Salah satu sesi menarik dalam Dialog Budaya #8 ini adalah pemaparan Dr. Ir. Yonggris, M.M., Ketua Permabudhi Sulsel, yang membahas tradisi puasa dalam agama Buddha. Ia menjelaskan bahwa praktik puasa dalam Buddhisme bukan sekadar menahan lapar, tetapi lebih dari itu, yakni sebagai latihan pengendalian diri dan peningkatan kualitas batin.
“Jauh sebelum Siddharta Gautama (abad ke-5 SM) mengamalkan puasa Atthasila (Delapan Sila), puasa menjadi tradisi atau peradaban tua yang memiliki makna dan maaftaat yang begitu dalam,” Ungkapnya. Ia menambahkan bahwa puasa bagi umat Buddha bukan hanya ritual fisik, tetapi juga merupakan cara untuk mencapai keseimbangan dan pencerahan.
Dalam perjalanan spiritualnya, sebelum mencapai ke-Buddha-an, Siddharta Gautama bertapa dan berpuasa di bawah Pohon Bodhi. “Saking kurusnya, konon perut dan punggung Siddharta seolah menyatu karena menahan segala nikmat duniawi,” jelasnya.

Dalam ajaran Buddha, konsep Jalan Tengah menjadi prinsip utama. Buddhisme mengajarkan keseimbangan dalam hidup, menghindari dua ekstrem: kesenangan duniawi berlebihan dan penyiksaan diri. Oleh karena itu, puasa dalam Buddhisme bukan semata-mata soal menahan lapar, melainkan disiplin diri.
Puasa dalam Buddhisme dikenal dengan Uposatha Sila atau Atthasila, yang merupakan latihan spiritual yang dilakukan secara rutin, terutama pada hari-hari suci Buddhis (Uposatha). Atthasila mencakup delapan sila atau aturan moral yang meliputi larangan membunuh, mencuri, berbohong, serta tidak makan setelah tengah hari.




Dr. Yonggris menjelaskan bahwa puasa dalam Buddhisme juga dilakukan untuk menjaga kesehatan fisik dan mental. “Orang yang berpuasa akan mendapatkan manfaat fisik dan batin.

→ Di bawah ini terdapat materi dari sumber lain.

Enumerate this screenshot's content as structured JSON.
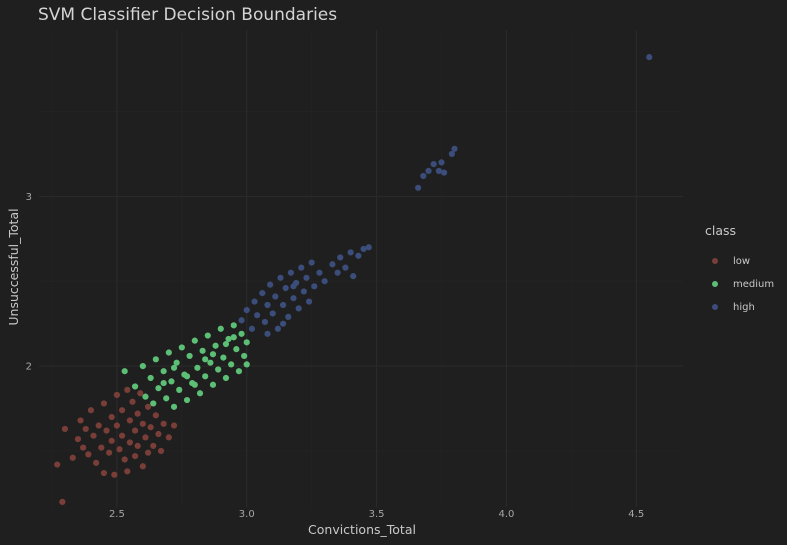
{
  "chart_data": {
    "type": "scatter",
    "title": "SVM Classifier Decision Boundaries",
    "xlabel": "Convictions_Total",
    "ylabel": "Unsuccessful_Total",
    "xlim": [
      2.2,
      4.68
    ],
    "ylim": [
      1.17,
      3.98
    ],
    "x_ticks": [
      "2.5",
      "3.0",
      "3.5",
      "4.0",
      "4.5"
    ],
    "y_ticks": [
      "2",
      "3"
    ],
    "grid": true,
    "legend_title": "class",
    "legend_position": "right",
    "series": [
      {
        "name": "low",
        "color": "#7a3e38",
        "points": [
          [
            2.27,
            1.42
          ],
          [
            2.29,
            1.2
          ],
          [
            2.3,
            1.63
          ],
          [
            2.33,
            1.46
          ],
          [
            2.35,
            1.57
          ],
          [
            2.36,
            1.68
          ],
          [
            2.37,
            1.52
          ],
          [
            2.38,
            1.63
          ],
          [
            2.39,
            1.48
          ],
          [
            2.4,
            1.74
          ],
          [
            2.41,
            1.59
          ],
          [
            2.42,
            1.43
          ],
          [
            2.43,
            1.65
          ],
          [
            2.44,
            1.52
          ],
          [
            2.45,
            1.78
          ],
          [
            2.45,
            1.37
          ],
          [
            2.46,
            1.62
          ],
          [
            2.47,
            1.49
          ],
          [
            2.48,
            1.7
          ],
          [
            2.48,
            1.56
          ],
          [
            2.49,
            1.36
          ],
          [
            2.5,
            1.83
          ],
          [
            2.5,
            1.65
          ],
          [
            2.51,
            1.51
          ],
          [
            2.52,
            1.74
          ],
          [
            2.52,
            1.59
          ],
          [
            2.53,
            1.45
          ],
          [
            2.54,
            1.86
          ],
          [
            2.54,
            1.38
          ],
          [
            2.55,
            1.68
          ],
          [
            2.55,
            1.55
          ],
          [
            2.56,
            1.79
          ],
          [
            2.57,
            1.47
          ],
          [
            2.57,
            1.62
          ],
          [
            2.58,
            1.72
          ],
          [
            2.58,
            1.53
          ],
          [
            2.59,
            1.84
          ],
          [
            2.6,
            1.41
          ],
          [
            2.6,
            1.66
          ],
          [
            2.61,
            1.58
          ],
          [
            2.62,
            1.76
          ],
          [
            2.62,
            1.49
          ],
          [
            2.63,
            1.64
          ],
          [
            2.64,
            1.53
          ],
          [
            2.65,
            1.71
          ],
          [
            2.66,
            1.6
          ],
          [
            2.67,
            1.5
          ],
          [
            2.68,
            1.66
          ],
          [
            2.7,
            1.58
          ],
          [
            2.72,
            1.65
          ]
        ]
      },
      {
        "name": "medium",
        "color": "#5cbf75",
        "points": [
          [
            2.53,
            1.97
          ],
          [
            2.57,
            1.88
          ],
          [
            2.6,
            2.0
          ],
          [
            2.61,
            1.82
          ],
          [
            2.63,
            1.93
          ],
          [
            2.64,
            1.78
          ],
          [
            2.65,
            2.04
          ],
          [
            2.66,
            1.87
          ],
          [
            2.68,
            1.97
          ],
          [
            2.69,
            1.81
          ],
          [
            2.7,
            2.08
          ],
          [
            2.71,
            1.91
          ],
          [
            2.72,
            1.76
          ],
          [
            2.73,
            2.02
          ],
          [
            2.74,
            1.86
          ],
          [
            2.75,
            2.11
          ],
          [
            2.76,
            1.95
          ],
          [
            2.77,
            1.8
          ],
          [
            2.78,
            2.06
          ],
          [
            2.79,
            1.9
          ],
          [
            2.8,
            2.15
          ],
          [
            2.81,
            1.99
          ],
          [
            2.82,
            1.84
          ],
          [
            2.83,
            2.09
          ],
          [
            2.84,
            1.94
          ],
          [
            2.85,
            2.18
          ],
          [
            2.86,
            2.02
          ],
          [
            2.87,
            1.89
          ],
          [
            2.88,
            2.12
          ],
          [
            2.89,
            1.98
          ],
          [
            2.9,
            2.22
          ],
          [
            2.91,
            2.05
          ],
          [
            2.92,
            1.93
          ],
          [
            2.93,
            2.16
          ],
          [
            2.94,
            2.01
          ],
          [
            2.95,
            2.24
          ],
          [
            2.96,
            2.1
          ],
          [
            2.97,
            1.97
          ],
          [
            2.98,
            2.19
          ],
          [
            2.99,
            2.06
          ],
          [
            3.0,
            2.14
          ],
          [
            3.0,
            2.01
          ],
          [
            2.8,
            1.89
          ],
          [
            2.72,
            1.99
          ],
          [
            2.87,
            2.07
          ],
          [
            2.92,
            2.13
          ],
          [
            2.84,
            2.04
          ],
          [
            2.68,
            1.9
          ],
          [
            2.77,
            1.94
          ],
          [
            2.95,
            2.17
          ]
        ]
      },
      {
        "name": "high",
        "color": "#3b4d7a",
        "points": [
          [
            2.98,
            2.27
          ],
          [
            3.0,
            2.33
          ],
          [
            3.02,
            2.22
          ],
          [
            3.03,
            2.38
          ],
          [
            3.04,
            2.3
          ],
          [
            3.06,
            2.43
          ],
          [
            3.07,
            2.26
          ],
          [
            3.08,
            2.36
          ],
          [
            3.09,
            2.48
          ],
          [
            3.1,
            2.31
          ],
          [
            3.11,
            2.41
          ],
          [
            3.12,
            2.22
          ],
          [
            3.13,
            2.52
          ],
          [
            3.14,
            2.36
          ],
          [
            3.15,
            2.46
          ],
          [
            3.16,
            2.29
          ],
          [
            3.17,
            2.55
          ],
          [
            3.18,
            2.4
          ],
          [
            3.19,
            2.49
          ],
          [
            3.2,
            2.34
          ],
          [
            3.21,
            2.58
          ],
          [
            3.22,
            2.44
          ],
          [
            3.23,
            2.52
          ],
          [
            3.24,
            2.38
          ],
          [
            3.25,
            2.61
          ],
          [
            3.26,
            2.47
          ],
          [
            3.28,
            2.55
          ],
          [
            3.3,
            2.5
          ],
          [
            3.33,
            2.6
          ],
          [
            3.35,
            2.55
          ],
          [
            3.36,
            2.64
          ],
          [
            3.38,
            2.58
          ],
          [
            3.4,
            2.67
          ],
          [
            3.41,
            2.53
          ],
          [
            3.43,
            2.65
          ],
          [
            3.45,
            2.69
          ],
          [
            3.47,
            2.7
          ],
          [
            3.14,
            2.25
          ],
          [
            3.08,
            2.19
          ],
          [
            3.18,
            2.47
          ],
          [
            3.66,
            3.05
          ],
          [
            3.68,
            3.12
          ],
          [
            3.7,
            3.15
          ],
          [
            3.72,
            3.19
          ],
          [
            3.74,
            3.15
          ],
          [
            3.75,
            3.2
          ],
          [
            3.76,
            3.14
          ],
          [
            3.79,
            3.25
          ],
          [
            3.8,
            3.28
          ],
          [
            4.55,
            3.82
          ]
        ]
      }
    ]
  }
}
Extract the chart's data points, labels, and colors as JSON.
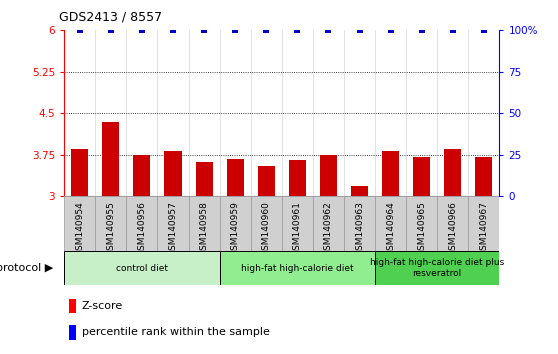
{
  "title": "GDS2413 / 8557",
  "samples": [
    "GSM140954",
    "GSM140955",
    "GSM140956",
    "GSM140957",
    "GSM140958",
    "GSM140959",
    "GSM140960",
    "GSM140961",
    "GSM140962",
    "GSM140963",
    "GSM140964",
    "GSM140965",
    "GSM140966",
    "GSM140967"
  ],
  "zscore": [
    3.85,
    4.35,
    3.75,
    3.82,
    3.62,
    3.68,
    3.55,
    3.65,
    3.75,
    3.18,
    3.82,
    3.72,
    3.85,
    3.72
  ],
  "percentile": [
    100,
    100,
    100,
    100,
    100,
    100,
    100,
    100,
    100,
    100,
    100,
    100,
    100,
    100
  ],
  "bar_color": "#cc0000",
  "dot_color": "#0000cc",
  "ylim_left": [
    3.0,
    6.0
  ],
  "ylim_right": [
    0,
    100
  ],
  "yticks_left": [
    3.0,
    3.75,
    4.5,
    5.25,
    6.0
  ],
  "yticks_right": [
    0,
    25,
    50,
    75,
    100
  ],
  "ytick_labels_left": [
    "3",
    "3.75",
    "4.5",
    "5.25",
    "6"
  ],
  "ytick_labels_right": [
    "0",
    "25",
    "50",
    "75",
    "100%"
  ],
  "hlines": [
    3.75,
    4.5,
    5.25
  ],
  "groups": [
    {
      "label": "control diet",
      "start": 0,
      "end": 4,
      "color": "#c8f0c8"
    },
    {
      "label": "high-fat high-calorie diet",
      "start": 5,
      "end": 9,
      "color": "#90ee90"
    },
    {
      "label": "high-fat high-calorie diet plus\nresveratrol",
      "start": 10,
      "end": 13,
      "color": "#50d050"
    }
  ],
  "protocol_label": "protocol",
  "legend_zscore": "Z-score",
  "legend_percentile": "percentile rank within the sample",
  "tick_bg_color": "#d0d0d0",
  "tick_border_color": "#999999"
}
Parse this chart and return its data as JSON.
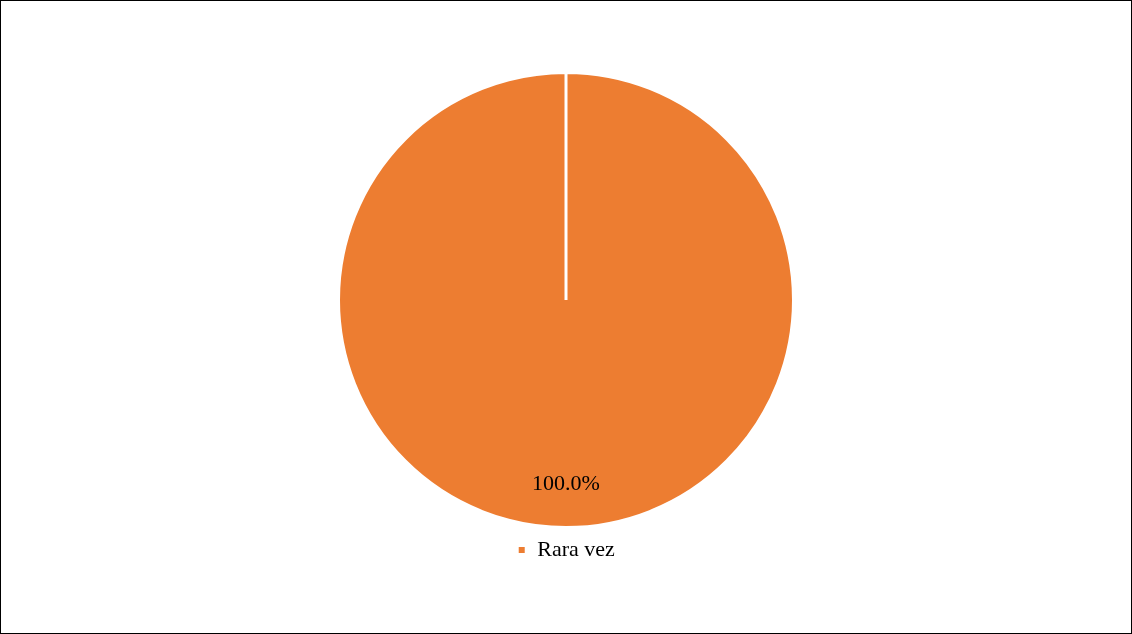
{
  "chart_data": {
    "type": "pie",
    "categories": [
      "Rara vez"
    ],
    "values": [
      100
    ],
    "colors": [
      "#ed7d31"
    ],
    "value_labels": [
      "100.0%"
    ],
    "legend": "bottom"
  }
}
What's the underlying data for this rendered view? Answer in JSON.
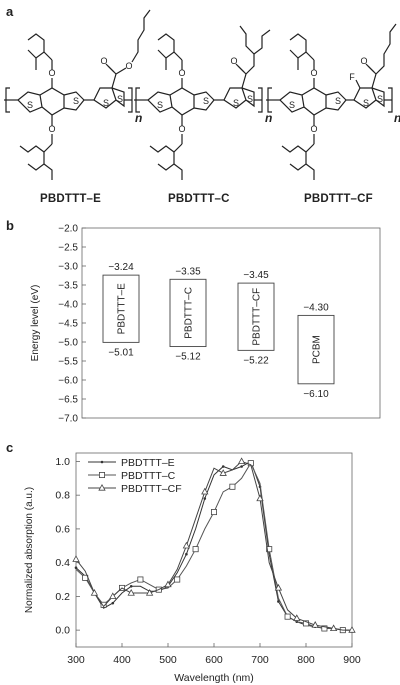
{
  "panels": {
    "a": "a",
    "b": "b",
    "c": "c"
  },
  "molecules": [
    {
      "name": "PBDTTT–E",
      "side_atom": "O"
    },
    {
      "name": "PBDTTT–C"
    },
    {
      "name": "PBDTTT–CF",
      "side_atom": "F"
    }
  ],
  "repeat_label": "n",
  "structure_atoms": {
    "O": "O",
    "S": "S",
    "F": "F"
  },
  "chart_data": [
    {
      "type": "bar",
      "ylabel": "Energy level (eV)",
      "ylim": [
        -7.0,
        -2.0
      ],
      "yticks": [
        "−2.0",
        "−2.5",
        "−3.0",
        "−3.5",
        "−4.0",
        "−4.5",
        "−5.0",
        "−5.5",
        "−6.0",
        "−6.5",
        "−7.0"
      ],
      "grid": false,
      "categories": [
        "PBDTTT–E",
        "PBDTTT–C",
        "PBDTTT–CF",
        "PCBM"
      ],
      "lumo": [
        -3.24,
        -3.35,
        -3.45,
        -4.3
      ],
      "homo": [
        -5.01,
        -5.12,
        -5.22,
        -6.1
      ],
      "lumo_labels": [
        "−3.24",
        "−3.35",
        "−3.45",
        "−4.30"
      ],
      "homo_labels": [
        "−5.01",
        "−5.12",
        "−5.22",
        "−6.10"
      ]
    },
    {
      "type": "line",
      "xlabel": "Wavelength (nm)",
      "ylabel": "Normalized absorption (a.u.)",
      "xlim": [
        300,
        900
      ],
      "ylim": [
        -0.1,
        1.05
      ],
      "xticks": [
        "300",
        "400",
        "500",
        "600",
        "700",
        "800",
        "900"
      ],
      "yticks": [
        "0.0",
        "0.2",
        "0.4",
        "0.6",
        "0.8",
        "1.0"
      ],
      "grid": false,
      "legend": "top-left",
      "series": [
        {
          "name": "PBDTTT–E",
          "marker": "dot",
          "x": [
            300,
            320,
            340,
            360,
            380,
            400,
            420,
            440,
            460,
            480,
            500,
            520,
            540,
            560,
            580,
            600,
            620,
            640,
            660,
            680,
            700,
            720,
            740,
            760,
            780,
            800,
            820,
            840,
            860,
            880,
            900
          ],
          "values": [
            0.37,
            0.32,
            0.22,
            0.13,
            0.16,
            0.22,
            0.26,
            0.26,
            0.23,
            0.23,
            0.26,
            0.34,
            0.45,
            0.6,
            0.78,
            0.92,
            0.97,
            0.95,
            0.97,
            1.0,
            0.85,
            0.45,
            0.17,
            0.08,
            0.05,
            0.03,
            0.02,
            0.01,
            0.01,
            0.0,
            0.0
          ]
        },
        {
          "name": "PBDTTT–C",
          "marker": "square",
          "x": [
            300,
            320,
            340,
            360,
            380,
            400,
            420,
            440,
            460,
            480,
            500,
            520,
            540,
            560,
            580,
            600,
            620,
            640,
            660,
            680,
            700,
            720,
            740,
            760,
            780,
            800,
            820,
            840,
            860,
            880,
            900
          ],
          "values": [
            0.36,
            0.31,
            0.22,
            0.15,
            0.2,
            0.25,
            0.28,
            0.3,
            0.27,
            0.24,
            0.25,
            0.3,
            0.38,
            0.48,
            0.6,
            0.7,
            0.82,
            0.85,
            0.9,
            0.99,
            0.87,
            0.48,
            0.19,
            0.08,
            0.05,
            0.04,
            0.02,
            0.01,
            0.01,
            0.0,
            0.0
          ]
        },
        {
          "name": "PBDTTT–CF",
          "marker": "triangle",
          "x": [
            300,
            320,
            340,
            360,
            380,
            400,
            420,
            440,
            460,
            480,
            500,
            520,
            540,
            560,
            580,
            600,
            620,
            640,
            660,
            680,
            700,
            720,
            740,
            760,
            780,
            800,
            820,
            840,
            860,
            880,
            900
          ],
          "values": [
            0.42,
            0.35,
            0.22,
            0.14,
            0.2,
            0.25,
            0.22,
            0.22,
            0.22,
            0.24,
            0.27,
            0.36,
            0.5,
            0.66,
            0.82,
            0.96,
            0.93,
            0.95,
            1.0,
            0.98,
            0.78,
            0.4,
            0.25,
            0.12,
            0.07,
            0.05,
            0.03,
            0.02,
            0.01,
            0.0,
            0.0
          ]
        }
      ]
    }
  ]
}
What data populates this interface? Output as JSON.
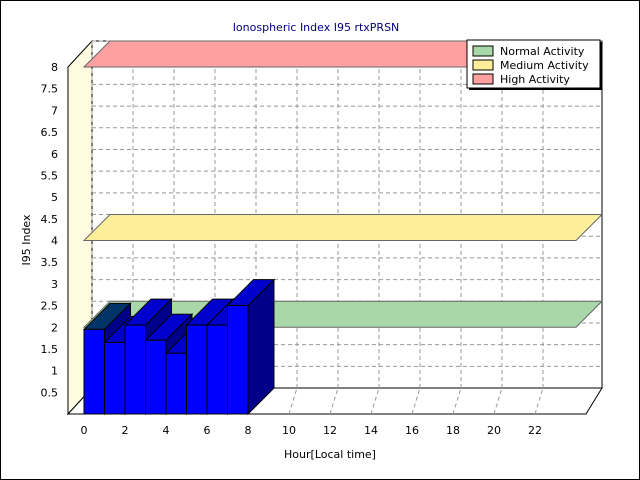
{
  "chart_data": {
    "type": "bar",
    "title": "Ionospheric Index I95 rtxPRSN",
    "xlabel": "Hour[Local time]",
    "ylabel": "I95 Index",
    "x_ticks": [
      "0",
      "2",
      "4",
      "6",
      "8",
      "10",
      "12",
      "14",
      "16",
      "18",
      "20",
      "22"
    ],
    "y_ticks": [
      "0.5",
      "1",
      "1.5",
      "2",
      "2.5",
      "3",
      "3.5",
      "4",
      "4.5",
      "5",
      "5.5",
      "6",
      "6.5",
      "7",
      "7.5",
      "8"
    ],
    "xlim": [
      0,
      24
    ],
    "ylim": [
      0,
      8
    ],
    "grid": true,
    "legend_position": "top-right",
    "bars": {
      "color": "#0000ff",
      "x": [
        0,
        1,
        2,
        3,
        4,
        5,
        6,
        7
      ],
      "values": [
        1.95,
        1.65,
        2.05,
        1.7,
        1.4,
        2.05,
        2.05,
        2.5
      ]
    },
    "bands": [
      {
        "name": "Normal Activity",
        "value": 2.0,
        "color": "#a8d8a8"
      },
      {
        "name": "Medium Activity",
        "value": 4.0,
        "color": "#ffee99"
      },
      {
        "name": "High Activity",
        "value": 8.0,
        "color": "#ffa0a0"
      }
    ]
  }
}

Dengan mengontrol pola makan dan menghindari keserakahan, kita bisa melatih diri untuk hidup lebih sederhana dan sehat,” paparnya.
Menariknya, umat Buddha biasanya berpuasa pada hari-hari tertentu seperti bulan purnama dan bulan terang. “Pada saat-saat itu, alam menunjukkan perubahan yang signifikan—air laut naik, perilaku hewan berubah, dan inilah kesempatan bagi kita untuk lebih banyak berbuat baik,” tambahnya.
Dr. Yonggris juga menekankan bahwa puasa di Buddhisme dapat dilakukan lebih dari dua kali dalam sebulan, tergantung pada keinginan individu untuk meningkatkan kualitas hidup spiritualnya. “Kita manusia ini sangat bahagia jika tahu cara mengendalikan pikiran,” ujarnya.
Dalam acara ini, puluhan organisasi lintas agama, budaya, komunitas sosial dan media turut mendukung dialog budaya. Diskusi lintas agama semacam ini diharapkan dapat memperkuat pemahaman antarumat beragama serta meneguhkan kembali semangat kebersamaan dalam keberagaman.
Dialog Budaya ini menjadi momentum penting bagi masyarakat untuk mengenal lebih dalam nilai-nilai spiritual yang ada dalam berbagai agama. Dengan memahami praktik keagamaan lain, diharapkan toleransi dan harmoni dapat terus terjaga di tengah keberagaman bangsa Indonesia.